Easy Ways to Start Investing Your Money

Tuesday, December 15, 2020, 6:00 AM | Leave Comment

Putting money into basic savings is an investment in frustration and futility.

Because the inflation rate is nearly always higher than the interest offered by banks, any money in a basic savings account is going to shrink over time.

That doesn’t mean that you shouldn’t have some cash at hand if something goes south; just don’t keep all your eggs in that basket.

Easy Ways to Start Investing Your Money

  • Invest Your Time

    If you’re interested in getting into the stock market, start studying articles and podcasts created by people who know ETFs, or Exchange Traded Funds. These funds are structured around indexes.

  • What’s a Stock Index?

    A stock index is a group of stocks that are grouped around a theme. For example, after the housing market collapse of 2008, stocks around that theme, including raw goods and manufactured goods for the home, struggled a bit. An index centered on the construction industry will rise when interest rates are low and folks have the chance to build homes.

  • Study the Jargon

    As you learn more about stock indexes and watch what the trends are doing, you’ll notice that there are folks making money when the stocks go up and when they go down. Now is the time to study puts and calls.

  • Puts Vs. Calls

    A call is when the buyer holds the right or has a contract to buy a stock within a particular time period. You “call” up your broker and buy. A put is when the buyer has the contractual right to sell the stock within a particular period of time. If you’re really interested in learning to time the market, puts and calls will be part of your portfolio practice management.

  • Find a Structured Class

    If you’re really interested in the niche financial markets and love to watch the numbers move, consider signing up for a Forex trading course. Forex trading is actually using the money of others to make money for you. You’ll be studying extremely liquid markets as the value of dollars move against the value of yen, euros, and other currencies. It’s fast and interesting, but you really can’t learn this one from a podcast.

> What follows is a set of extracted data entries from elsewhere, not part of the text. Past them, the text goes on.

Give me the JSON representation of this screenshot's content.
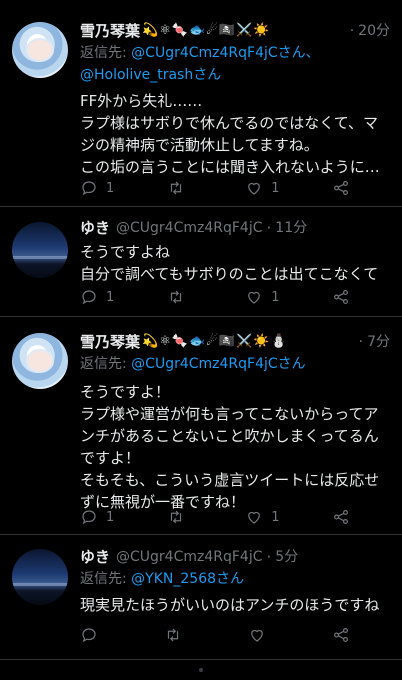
{
  "tweets": [
    {
      "name": "雪乃琴葉",
      "emojis": "💫⚛🍬🐟☄🏴‍☠️⚔️☀️",
      "time": "20分",
      "reply_prefix": "返信先: ",
      "reply_mentions": [
        "@CUgr4Cmz4RqF4jCさん、",
        "@Hololive_trashさん"
      ],
      "text": "FF外から失礼……\nラプ様はサボりで休んでるのではなくて、マジの精神病で活動休止してますね。\nこの垢の言うことには聞き入れないように…",
      "reply_count": "1",
      "retweet_count": "",
      "like_count": "1"
    },
    {
      "name": "ゆき",
      "handle": "@CUgr4Cmz4RqF4jC",
      "time": "11分",
      "text": "そうですよね\n自分で調べてもサボりのことは出てこなくて",
      "reply_count": "1",
      "retweet_count": "",
      "like_count": "1"
    },
    {
      "name": "雪乃琴葉",
      "emojis": "💫⚛🍬🐟☄🏴‍☠️⚔️☀️⛄",
      "time": "7分",
      "reply_prefix": "返信先: ",
      "reply_mentions": [
        "@CUgr4Cmz4RqF4jCさん"
      ],
      "text": "そうですよ！\nラプ様や運営が何も言ってこないからってアンチがあることないこと吹かしまくってるんですよ！\nそもそも、こういう虚言ツイートには反応せずに無視が一番ですね！",
      "reply_count": "1",
      "retweet_count": "",
      "like_count": "1"
    },
    {
      "name": "ゆき",
      "handle": "@CUgr4Cmz4RqF4jC",
      "time": "5分",
      "reply_prefix": "返信先: ",
      "reply_mentions": [
        "@YKN_2568さん"
      ],
      "text": "現実見たほうがいいのはアンチのほうですね",
      "reply_count": "",
      "retweet_count": "",
      "like_count": ""
    }
  ],
  "separator": "·",
  "colors": {
    "background": "#000000",
    "text": "#e7e9ea",
    "muted": "#71767b",
    "link": "#1d9bf0"
  },
  "icons": [
    "reply-icon",
    "retweet-icon",
    "like-icon",
    "share-icon"
  ]
}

  • Buy and Hold Investors

    Most stock investors who have money in a 401(k) or similar retirement account are buy and hold investors. As a general rule, if your portfolio is diversified and you have some money in

    • bonds

    • low-risk stock funds that have a history of steady growth, and

    • funds that are a bit more volatile

    you will make money over time. Rather than timing the market, you match your retirement funds to your age. The younger you are, the more money you have in funds that have a bit more bounce, or bigger jumps from high to low. As you get older and have less time to recover from a big drop, you’ll be better off with more money in the more stable funds.

  • Start Young

    There’s nothing wrong at all with being a buy and hold investor. In fact, if you start young, you can actually build up a nice retirement account, enjoy the 401(k) tax deduction, and collect the employee match.

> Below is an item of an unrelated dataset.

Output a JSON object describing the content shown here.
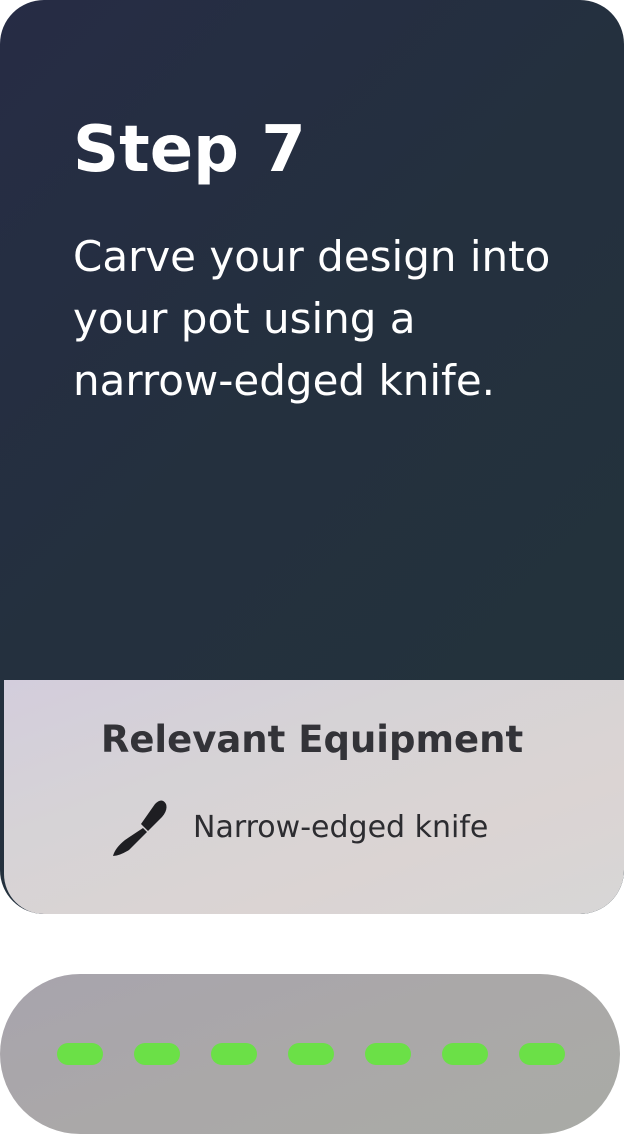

  • Take a Look at What Your Money is Costing You

    In addition to putting money into stocks, take a look at what your money costs you right now. If you have credit card debt or a poor credit rating, you could be paying high rates of interest, struggling to get a home loan, or even paying more for car insurance.

    If you are looking at getting into any form of stock trading and you’re paying high rates of interest on debt, back away from the market and wipe out that high-interest rate debt first. It’s guaranteed that credit card companies will always collect their interest. Your returns on stock investments are not promised.

Invest with the money that you don’t need to rely on. Your gains aren’t promised, but it’s rare that your principal will be completely wiped out unless the market gets extremely volatile or your portfolio isn’t balanced. Reduce the interest you’re paying before seeking stock gains, and carefully review your risk tolerance. If stock investments are keeping you from sleeping, look for less volatile investments.